Desamito and Rice have been deconstructing episodes, in order, for six months. Needless to say, they know Dorothy, Blanch, Rose and Sophia, better than ever before.

“How they date, how they eat,” Desamito explained.

“Oh, we know all their clothes,” Rice added. “We’ll be like, ‘Dorothy’s wearing that sweater again.’”

And that sweater is probably a loud turquoise with shoulder pads, worn with big, garish earrings. That’s the thing about “The Golden Girls," which started 30 years ago. It’s easy to laugh about the dated elements.

“Yeah, we can make fun of it,” Desamito said. “But overall, it’s a good show. And the writing is impeccable on it.”

“The writing and the acting,” Rice chimed in. “The acting is really great. And that’s something I didn’t really pick up on, you know, as a child.”

And she probably didn’t pick up on all that spicy humor, either. The show was full of blush-inducing jokes. (Case in point: when Blanche called Dorothy a prude, only  to hear the retort: “Not all of us are classified by the Navy as a friendly port.”)

Rice and Desamito say they chose "The Golden Girls" because they love it, and as comedians, they wanted to study the show’s structure. But for Desamito, this is also a personal thing. He was born in the United States, but raised in Mexico.

“So, I was an anchor baby,” he said. “Sorry, folks.”

At 8, he came to Arizona with his family, and started learning English — thanks, in part to watching "The Golden Girls" with closed captioning.

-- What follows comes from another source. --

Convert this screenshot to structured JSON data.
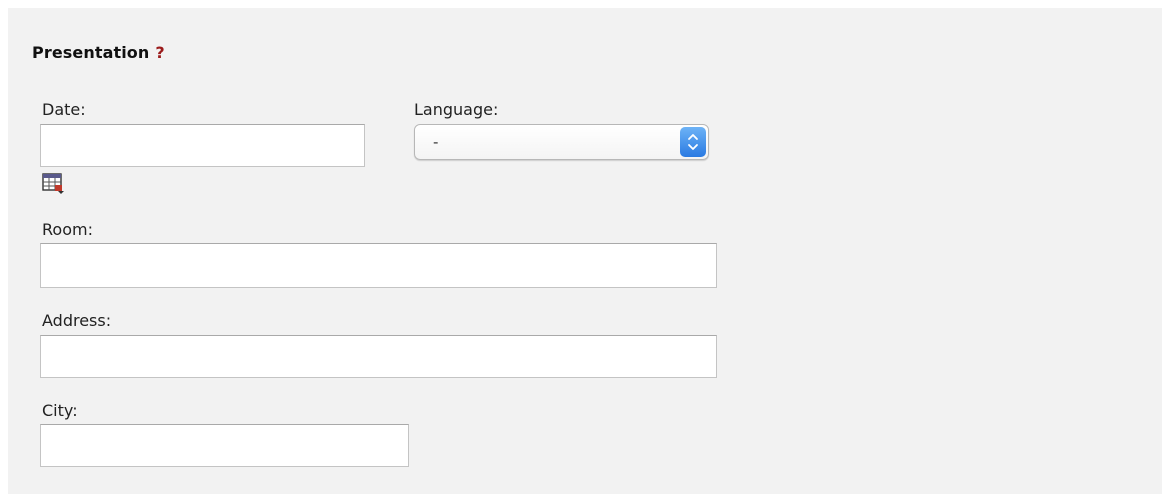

“Bea Arthur taught me English!” he said, laughing. “Yes, I watch it, and I just feel like I’m back in that trailer in Yuma.”

But don’t think this podcast is all about nostalgia. The language can be rough and, like the show it celebrates, it can be deeply sarcastic. Things can get a little strange. In the most recent episode, topics included cult leaders, the mafia and how “The Golden Girls” have the world’s worst grocery store.

But it’s probably that kind of offbeat spontaneity that’s helped the podcast gain traction with fans and guests. Desamito and Rice plan to dissect all seven seasons of the sitcom.

“It’s weird, because if we don’t do the podcast one weekend, because we’ll double up sometimes, I’ll just feel really awkward, like something is missing,” Desamito said.

Something like Bea Arthur, Betty White, Rue McClanahan and Estelle Getty.